Dengan itu, suket (akan bagaimanapun) berperan besar dalam ritus-kesuburan. Meski suket diberangus. Dipotong. Dilepaskan. Suket adalah penopengan yang dibuang. Suket merupakan simbolisadi para abdi (‘grassroot’), bawahan, Sabdapalon dan Nayagenggong, atau Bancak-Dhoyok di reyog Gunungkidulan, yang menduduki kelas ‘kawula’; bukan layaknya ‘ksatria’ seperti Damarwulan.

Namun para suket adalah jalan. Topeng sebagai suket, akhirnya, ditiadakan.

Di musim kemarau kala cadangan suket meniada, para keluarga di Gunungkidul mencari ke dan mendatangkan suket-suketan dari wilayah lain. Para keluarga golek ‘damen’, ‘tebon’ (tebuan; pohon jagung), ke daerah ‘subur’ seperti Piyungan (Bantul), Sleman, maupun Klaten. Begitu bergantungnya para kulawangsa, para kawula (rakyat) Gunungkidul pada suket, untuk mencukupi kebutuhan pangan hewan-hewan, menemani kehidupannya di desa menanam padi, menjaga Ibu Bumi melahirkan biji suci. Menghidupkan sesuketan di tepi diri.
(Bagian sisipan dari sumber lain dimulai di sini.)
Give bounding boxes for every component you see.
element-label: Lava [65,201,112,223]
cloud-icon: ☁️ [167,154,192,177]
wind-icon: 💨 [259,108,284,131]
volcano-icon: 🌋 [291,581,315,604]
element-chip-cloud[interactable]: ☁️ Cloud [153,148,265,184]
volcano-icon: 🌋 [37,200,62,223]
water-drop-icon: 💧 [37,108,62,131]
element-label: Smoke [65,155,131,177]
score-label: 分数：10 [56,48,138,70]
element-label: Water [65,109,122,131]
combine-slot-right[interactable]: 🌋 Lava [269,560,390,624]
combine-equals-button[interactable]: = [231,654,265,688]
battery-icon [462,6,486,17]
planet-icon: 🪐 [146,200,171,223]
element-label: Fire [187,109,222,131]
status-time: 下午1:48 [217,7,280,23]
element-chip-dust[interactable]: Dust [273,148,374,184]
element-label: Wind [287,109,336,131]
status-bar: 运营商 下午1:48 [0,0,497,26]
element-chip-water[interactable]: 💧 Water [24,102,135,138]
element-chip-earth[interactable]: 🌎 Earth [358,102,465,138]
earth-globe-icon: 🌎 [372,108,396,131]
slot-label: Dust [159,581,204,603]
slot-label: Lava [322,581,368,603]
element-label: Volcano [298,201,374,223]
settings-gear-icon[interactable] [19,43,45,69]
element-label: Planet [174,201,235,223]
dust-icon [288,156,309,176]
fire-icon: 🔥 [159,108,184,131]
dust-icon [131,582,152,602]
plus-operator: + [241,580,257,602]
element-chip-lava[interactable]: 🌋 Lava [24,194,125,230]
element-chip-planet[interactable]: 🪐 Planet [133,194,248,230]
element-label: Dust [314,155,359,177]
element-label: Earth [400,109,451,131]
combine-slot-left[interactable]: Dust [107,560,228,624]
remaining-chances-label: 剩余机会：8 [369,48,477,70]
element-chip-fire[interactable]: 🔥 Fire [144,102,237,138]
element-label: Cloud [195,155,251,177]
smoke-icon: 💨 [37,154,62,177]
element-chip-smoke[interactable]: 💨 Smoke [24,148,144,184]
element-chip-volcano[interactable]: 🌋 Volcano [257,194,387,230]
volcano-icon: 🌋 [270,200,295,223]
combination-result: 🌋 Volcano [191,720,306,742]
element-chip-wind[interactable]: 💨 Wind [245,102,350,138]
Karena para kulawangsa sadar bahwa mereka, para suket itu, di awal waktu disabdakan Gusti sebagai bagian kulawangsa padi, setelah tetanah memerah. Mereka tak lain adalah ‘kalanjana’; laso pengikat manusia (tanah), yang menjerat, juga yang selalu mengulurkan-tubuhnya menyelamatkan kembang-kempes kehidupan kulawangsa manusia. Setia menemani tanaman padi kapan ‘dipulungi’ Tuhan, kapan ‘digantungi’ harapan. Oleh para kawula suket; para kulawangsa tani tegalan.

Ia yang mereka, kulawangsa suket itu, kala.